SharePoint 2013 Web Applications not creating on all servers in the farm, farm solutions not deploying…


I figured this was worth Sharing after coming across some rather odd behaviour during the provisioning of a new SharePoint farm.

Now before I start, I will say that it’s not me that builds & configures the servers.

So We use a fully scripted setup via Powershell for our SharePoint farm provisioning process, it gets a farm configured joins servers to the farm, set’s up our services, configured search topology, get’s everything as we want for our system.., in this particular environment, the other servers all joined the farm without errors, but the Web Application in IIS was only getting created on one of the three WFE servers in the farm, rather than all of them, the server that was getting the IIS site created was the one where the PowerShell script was being run..

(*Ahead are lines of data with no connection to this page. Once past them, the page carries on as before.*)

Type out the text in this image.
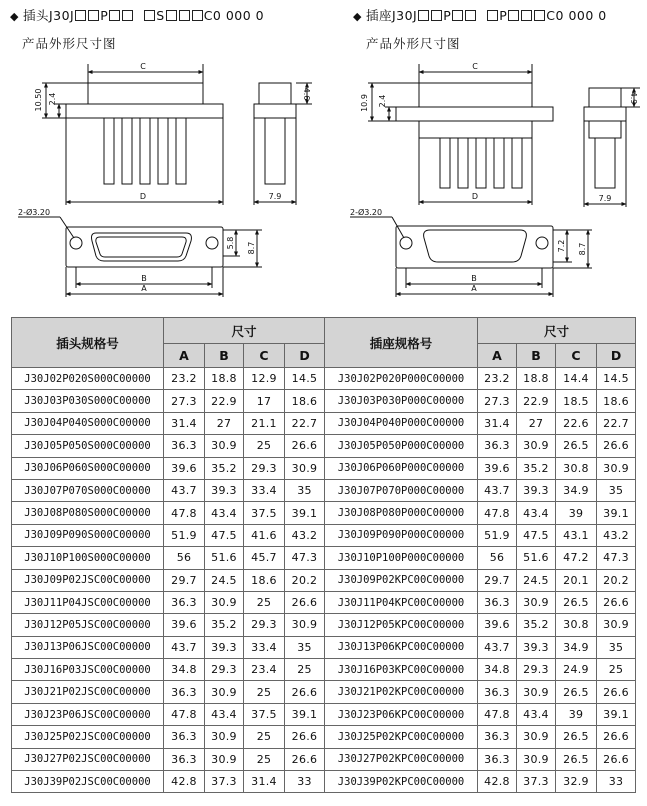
◆ 插头J30J P	S	C0 000 0	◆ 插座J30J P	P	C0 000 0
产品外形尺寸图	产品外形尺寸图
C
D
10.50 2.4	4.6
7.9
2-Ø3.20
5.8 8.7
B
A
C
D
10.9 2.4	4.9
7.9
2-Ø3.20
7.2 8.7
B
A
插头规格号	尺寸				插座规格号	尺寸			
	A	B	C	D		A	B	C	D
J30J02P020S000C00000	23.2	18.8	12.9	14.5	J30J02P020P000C00000	23.2	18.8	14.4	14.5
J30J03P030S000C00000	27.3	22.9	17	18.6	J30J03P030P000C00000	27.3	22.9	18.5	18.6
J30J04P040S000C00000	31.4	27	21.1	22.7	J30J04P040P000C00000	31.4	27	22.6	22.7
J30J05P050S000C00000	36.3	30.9	25	26.6	J30J05P050P000C00000	36.3	30.9	26.5	26.6
J30J06P060S000C00000	39.6	35.2	29.3	30.9	J30J06P060P000C00000	39.6	35.2	30.8	30.9
J30J07P070S000C00000	43.7	39.3	33.4	35	J30J07P070P000C00000	43.7	39.3	34.9	35
J30J08P080S000C00000	47.8	43.4	37.5	39.1	J30J08P080P000C00000	47.8	43.4	39	39.1
J30J09P090S000C00000	51.9	47.5	41.6	43.2	J30J09P090P000C00000	51.9	47.5	43.1	43.2
J30J10P100S000C00000	56	51.6	45.7	47.3	J30J10P100P000C00000	56	51.6	47.2	47.3
J30J09P02JSC00C00000	29.7	24.5	18.6	20.2	J30J09P02KPC00C00000	29.7	24.5	20.1	20.2
J30J11P04JSC00C00000	36.3	30.9	25	26.6	J30J11P04KPC00C00000	36.3	30.9	26.5	26.6
J30J12P05JSC00C00000	39.6	35.2	29.3	30.9	J30J12P05KPC00C00000	39.6	35.2	30.8	30.9
J30J13P06JSC00C00000	43.7	39.3	33.4	35	J30J13P06KPC00C00000	43.7	39.3	34.9	35
J30J16P03JSC00C00000	34.8	29.3	23.4	25	J30J16P03KPC00C00000	34.8	29.3	24.9	25
J30J21P02JSC00C00000	36.3	30.9	25	26.6	J30J21P02KPC00C00000	36.3	30.9	26.5	26.6
J30J23P06JSC00C00000	47.8	43.4	37.5	39.1	J30J23P06KPC00C00000	47.8	43.4	39	39.1
J30J25P02JSC00C00000	36.3	30.9	25	26.6	J30J25P02KPC00C00000	36.3	30.9	26.5	26.6
J30J27P02JSC00C00000	36.3	30.9	25	26.6	J30J27P02KPC00C00000	36.3	30.9	26.5	26.6
J30J39P02JSC00C00000	42.8	37.3	31.4	33	J30J39P02KPC00C00000	42.8	37.3	32.9	33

I know that from experience, SharePoint creates it’s IIS Web Applications on other servers in the farm via a “Web Application Provisioning” timer job that run’s on each server joined to the farm, so the problem had to be something to do with this job not running on all the servers, usually a web application appears on all WFE simultaneously or at least within a minute or so of issuing the PowerShell commands from one server to create it.

So I check event logs looking for errors in the timer service on the other WFE servers, nothing, I looked into the ULS logs for errors from OWSTIMER.EXE, nothing, I scratched my head and then slept on the problem, the next morning I was none the wiser, but checking the problematic environment I noticed that the missing WebApps had appeared in IIS while I was away over night.

Hmm I put this one down to experience and moved on, thinking nothing more of this until we tried to deploy some custom farm solutions, again via powershell, on the same farm, the WFE server the powershell was running on WSP deployed straight away, DLL’s GAC’ed etc.. on other two servers nothing deployed to GAC, and the Farm Solutions were stuck at the deploying phase…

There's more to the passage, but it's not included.